For cantharis-induced skin blister fluid, the ratio of the concentration in skin blister fluid/concentration in plasma increased after an initial lag time and resulted in a ratio of approximately 4 at 24 h after both i.v. and p.o. administration, supporting the concept that fluoroquinolones may accumulate in an inflammatory environment (4, 19). Cantharis-induced skin blisters contain an inflammatory exudate. Thus, a part of the observed accumulation of ciprofloxacin may be due to the binding to blister fluid proteins (13). Furthermore, blister fluid contains macrophages, which have been shown to actively transport ciprofloxacin intracellularly to the site of an infection as part of the inflammatory response. Once they have reach their target region, either the macrophages might actively release the antibiotic or the antibiotic might be passively set free when the cells are destroyed. Several studies have described the accumulation of ciprofloxacin in inflammatory cells and its release at a site of infection (4, 19). A recently conducted clinical study with diabetic patients with foot infections, however, could not detect a substantial augmentation of ciprofloxacin concentrations in the interstitial space fluid of inflamed tissue (14). For ciprofloxacin, extrapolation of the data for the concentrations in skin blister fluid to the concentrations in infected tissues should be done with extreme caution.

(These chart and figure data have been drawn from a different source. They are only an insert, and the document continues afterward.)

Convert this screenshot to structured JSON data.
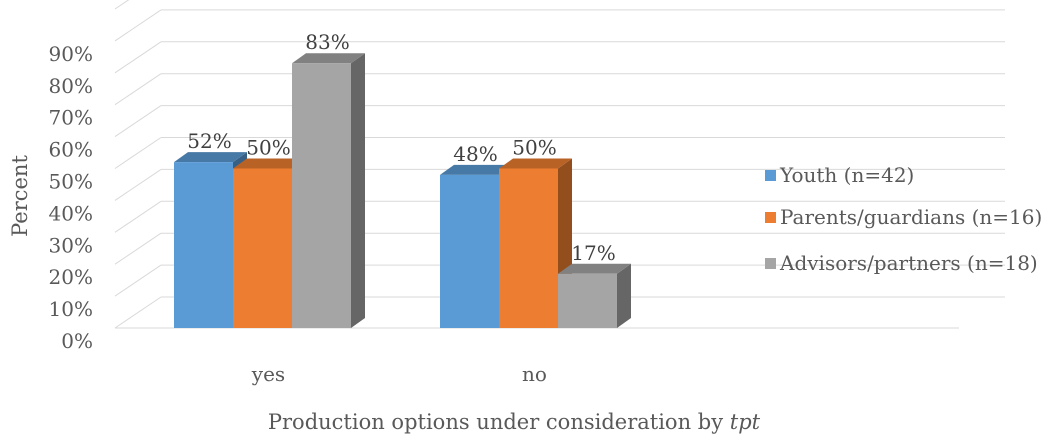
{
  "chart_data": {
    "type": "bar",
    "style": "3d-clustered-column",
    "categories": [
      "yes",
      "no"
    ],
    "series": [
      {
        "name": "Youth (n=42)",
        "values": [
          52,
          48
        ],
        "color": "#5B9BD5",
        "labels": [
          "52%",
          "48%"
        ]
      },
      {
        "name": "Parents/guardians (n=16)",
        "values": [
          50,
          50
        ],
        "color": "#ED7D31",
        "labels": [
          "50%",
          "50%"
        ]
      },
      {
        "name": "Advisors/partners (n=18)",
        "values": [
          83,
          17
        ],
        "color": "#A5A5A5",
        "labels": [
          "83%",
          "17%"
        ]
      }
    ],
    "title": "",
    "ylabel": "Percent",
    "xlabel_prefix": "Production options under consideration by ",
    "xlabel_italic": "tpt",
    "ylim": [
      0,
      100
    ],
    "yticks": [
      0,
      10,
      20,
      30,
      40,
      50,
      60,
      70,
      80,
      90
    ],
    "ytick_labels": [
      "0%",
      "10%",
      "20%",
      "30%",
      "40%",
      "50%",
      "60%",
      "70%",
      "80%",
      "90%"
    ],
    "grid": true,
    "legend": "right"
  }
}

One problem is that skin blisters are formed before the administration of the antibiotic. The blister thus serves as a large third compartment with a surface-to-volume ratio which is hardly representative of that for tissue. Besides, other variables must be taken into account, such as the barrier between the blister and the skin, which may change over time; the presence of proteins in the blister fluid; or cell lysis with subsequent release of antibiotic during sample preparation.
The results of the present study indicate that administration of a single dose of two bioequivalent dosage forms of ciprofloxacin might lead to differences in pharmacokinetics at the target site. These differences, however, are not related to differences in pharmacodynamics at the target site.